Erik's Rant
 

December 21, 2006

Well, now!

Here it is the 21st, and I still have not finalized my Christmas menu, nor have I sent Christmas cards. Ever year I think, "we should send homemade cards" and I even have a drawing, but it involves seven linoleum blocks, so it will have to start around September, when it is just too hard to get into the Christmas spirit.

Oh well.

The good news is that we are going to be able to spend a whole week in Sacramento with my parents, something that has made Amalia positively giddy. Grandparents are great. They spoil you. They want to spend a lot of time with you. And when it comes time for discipline, they hand that off to parents, making the parents the bad guys. That's me: Babbo Spoilsport.

I remember those days fondly. Now I get the other end of the stick, and I have to say it doesn't annoy me nearly as much as it should. In fact, I find watching my parents interact with Amalia just about as much fun as watching Amalia interact with her peers.
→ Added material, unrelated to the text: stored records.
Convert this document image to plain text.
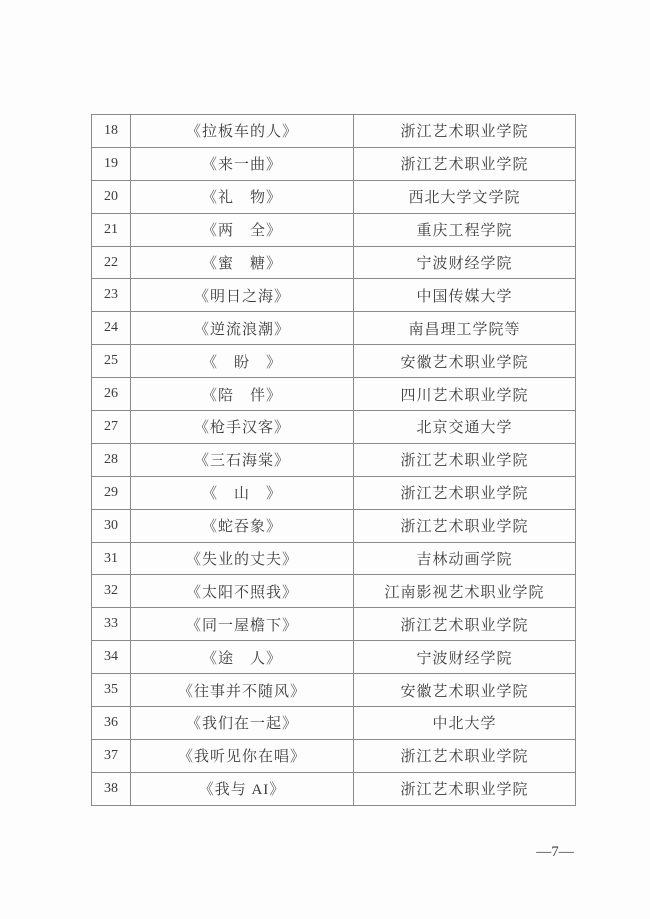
18	《拉板车的人》	浙江艺术职业学院
19	《来一曲》	浙江艺术职业学院
20	《礼　物》	西北大学文学院
21	《两　全》	重庆工程学院
22	《蜜　糖》	宁波财经学院
23	《明日之海》	中国传媒大学
24	《逆流浪潮》	南昌理工学院等
25	《　盼　》	安徽艺术职业学院
26	《陪　伴》	四川艺术职业学院
27	《枪手汉客》	北京交通大学
28	《三石海棠》	浙江艺术职业学院
29	《　山　》	浙江艺术职业学院
30	《蛇吞象》	浙江艺术职业学院
31	《失业的丈夫》	吉林动画学院
32	《太阳不照我》	江南影视艺术职业学院
33	《同一屋檐下》	浙江艺术职业学院
34	《途　人》	宁波财经学院
35	《往事并不随风》	安徽艺术职业学院
36	《我们在一起》	中北大学
37	《我听见你在唱》	浙江艺术职业学院
38	《我与 AI》	浙江艺术职业学院
—7—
Today her school had a field trip where all three of the kindergarten classes went to an old folks home to sing. They were all dressed festively, and were on very good behavior.

It is something that we read about often, and probably think about, too, but if you really want to do a good deed, go visit (singing is optional) someone in one of those homes. For me it is always a little sad, though, because I remember when my own grandparents, who I was very close to, had to go into one of those places, as they needed medical attention far beyond what we could provide.

But those memories are not entirely maudlin, as there were those times when I would visit my grandfather, who had completely lost it in terms of his knowledge of time-space, especially after my grandmother died, and he would delight in telling me all of the things that he did that morning. Now, these were generally culled from a lifetime of happy memories, and weren't humanly possible to do in one morning, but the nature of his dementia was that they were as fresh as the sunrise, and having someone to tell them to was almost as fun as the things themselves. In his memory close friends who had been long gone were there, fishing, working on iron, building things, etc.

I still miss them, and know that they would have loved Amalia (and vice versa). My grandmother died right before Christmas eleven years ago, and my grandfather died a couple of weeks before our wedding, ten years ago. I still think of them every day, whether it is because I find a neat object (they were constantly picking up treasures they found on their long walks), or because I am using my grandmother's old work bowl, or my grandfather's anvil (he made it himself from a piece of railroad track).

I also think of my grandmother when I am cooking, as she definitely disapproved of the direction my cooking was going in: all that French influence seemed to her like superfluous garnish on the good, wholesome Italian food she loved. She never minded the Chinese or Mexican influence, though. But when the cream and butter came out, she would give me that "what do you need that for?" look. And God forbid I did something as crass as stirring pasta, rather than tossing it.

Of course it paid off. I might like the exploration of the nouvelle cuisine, or the sumptuous splendor of la grande cuisine, but when it comes time for comfort food, it must be straight from the Tuscan hills.